Daily Mail vom 17. Januar 1967

Ich entwirre gerade ein Wollknäul. Nein, das ist gelogen, aber „Knäul“ ist einfach ein viel zu schönes Wort, um es hier unverwendet zu lassen. Um ehrlich zu sein, habe ich in den letzten zehn Minuten geschätzt fünf Probehefte bestellt, von der „jungen Welt“ sogar ein dreiwöchiges, kostenloses Probeabo. Ich fahre nicht selten eine Dreiviertelstunde Bus am Tag und wenn die Verlage so nett sind, mir für lau irgendwas zum Lesen zu schicken, dann sag ich nicht nein, sondern ja. Man muss aber aufpassen, manchmal hat man dann noch ein ungewolltes Abonnement an der Backe. Aber ich habe aufgepasst. Zum Glück haben meine Kostenloshefte alle einen anderen Verlag; ich käme mir ganz schön blöd vor, wenn ich wüsste, dass da eine Praktikantin sitzt und „Sieh mal einer an, der Herr F. schon wieder, bestimmt ein arbeitsloser Vollhonk!“ sagt, denn ich bin kein Vollhonk.

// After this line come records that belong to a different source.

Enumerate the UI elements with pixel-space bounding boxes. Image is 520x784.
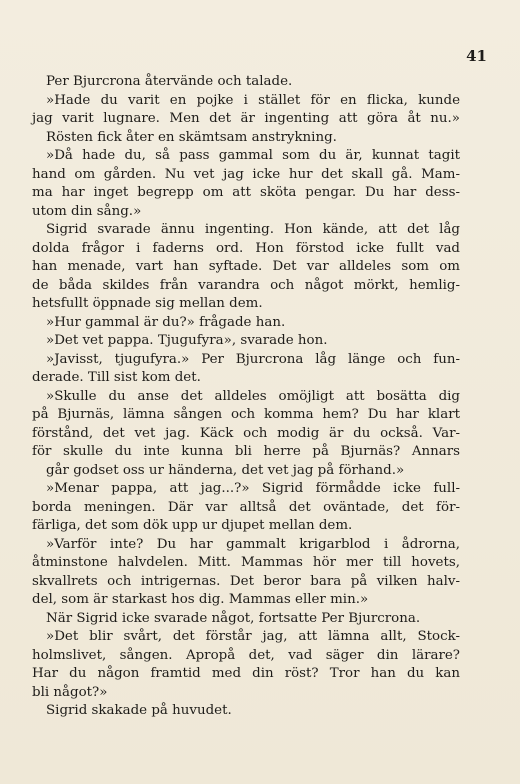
text-line: dolda frågor i faderns ord. Hon förstod icke fullt vad — [32, 240, 460, 256]
text-line: Har du någon framtid med din röst? Tror han du kan — [32, 666, 460, 681]
text-line: »Det vet pappa. Tjugufyra», svarade hon. — [46, 333, 328, 348]
text-line: borda meningen. Där var alltså det oväntade, det för- — [32, 499, 460, 515]
text-line: »Javisst, tjugufyra.» Per Bjurcrona låg länge och fun- — [46, 351, 460, 367]
text-line: ma har inget begrepp om att sköta pengar. Du har dess- — [32, 185, 460, 200]
text-line: »Menar pappa, att jag...?» Sigrid förmådde icke full- — [46, 481, 460, 496]
text-line: Sigrid skakade på huvudet. — [46, 703, 232, 718]
text-line: derade. Till sist kom det. — [32, 370, 201, 385]
text-line: del, som är starkast hos dig. Mammas eller min.» — [32, 592, 369, 607]
text-line: »Hade du varit en pojke i stället för en flicka, kunde — [46, 92, 460, 108]
text-line: på Bjurnäs, lämna sången och komma hem? Du har klart — [32, 407, 460, 422]
text-line: Sigrid svarade ännu ingenting. Hon kände, att det låg — [46, 222, 460, 237]
text-line: holmslivet, sången. Apropå det, vad säger din lärare? — [32, 647, 460, 663]
text-line: åtminstone halvdelen. Mitt. Mammas hör mer till hovets, — [32, 555, 460, 570]
text-line: »Det blir svårt, det förstår jag, att lämna allt, Stock- — [46, 629, 460, 644]
text-line: bli något?» — [32, 684, 108, 700]
text-line: skvallrets och intrigernas. Det beror bara på vilken halv- — [32, 573, 460, 589]
text-line: »Hur gammal är du?» frågade han. — [46, 314, 286, 330]
text-line: för skulle du inte kunna bli herre på Bjurnäs? Annars — [32, 444, 460, 459]
page-number: 41 — [466, 47, 487, 65]
text-line: färliga, det som dök upp ur djupet mellan dem. — [32, 518, 353, 533]
text-line: utom din sång.» — [32, 203, 142, 219]
text-line: »Då hade du, så pass gammal som du är, kunnat tagit — [46, 148, 460, 163]
text-line: »Varför inte? Du har gammalt krigarblod i ådrorna, — [46, 536, 460, 552]
text-line: jag varit lugnare. Men det är ingenting att göra åt nu.» — [32, 111, 460, 126]
text-line: går godset oss ur händerna, det vet jag på förhand.» — [46, 462, 405, 478]
text-line: När Sigrid icke svarade något, fortsatte Per Bjurcrona. — [46, 610, 421, 626]
text-line: Rösten fick åter en skämtsam anstrykning. — [46, 129, 337, 145]
text-line: han menade, vart han syftade. Det var alldeles som om — [32, 259, 460, 274]
body-text — [32, 73, 460, 721]
text-line: förstånd, det vet jag. Käck och modig är du också. Var- — [32, 425, 460, 441]
text-line: Per Bjurcrona återvände och talade. — [46, 74, 293, 89]
text-line: »Skulle du anse det alldeles omöjligt att bosätta dig — [46, 388, 460, 404]
text-line: hand om gården. Nu vet jag icke hur det skall gå. Mam- — [32, 166, 460, 182]
text-line: de båda skildes från varandra och något mörkt, hemlig- — [32, 277, 460, 293]
text-line: hetsfullt öppnade sig mellan dem. — [32, 296, 263, 311]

Wenn ich ein Heft fertig gelesen habe, schmeiße ich es natürlich nicht sofort weg. In meinem Zimmer hängen in jeder Ecke fantastisch-viele Zeitungsschnipsel, wahnwitzige Überschriften und phänomenal-geile Bilder. Auf meinem Plattenspieler steht (wie einfallsreich) „Ich will Musik“ (Intro), an meiner Tür hängt „Guido Westerwelle: Unbeliebtester Deutscher“ (Spiegel) und über meinem Schrank wohnt die taz-Seite, die auch über diesem Beitrag hier hängt. Und die rauchenden Franzosen, die kennt ihr ja schon.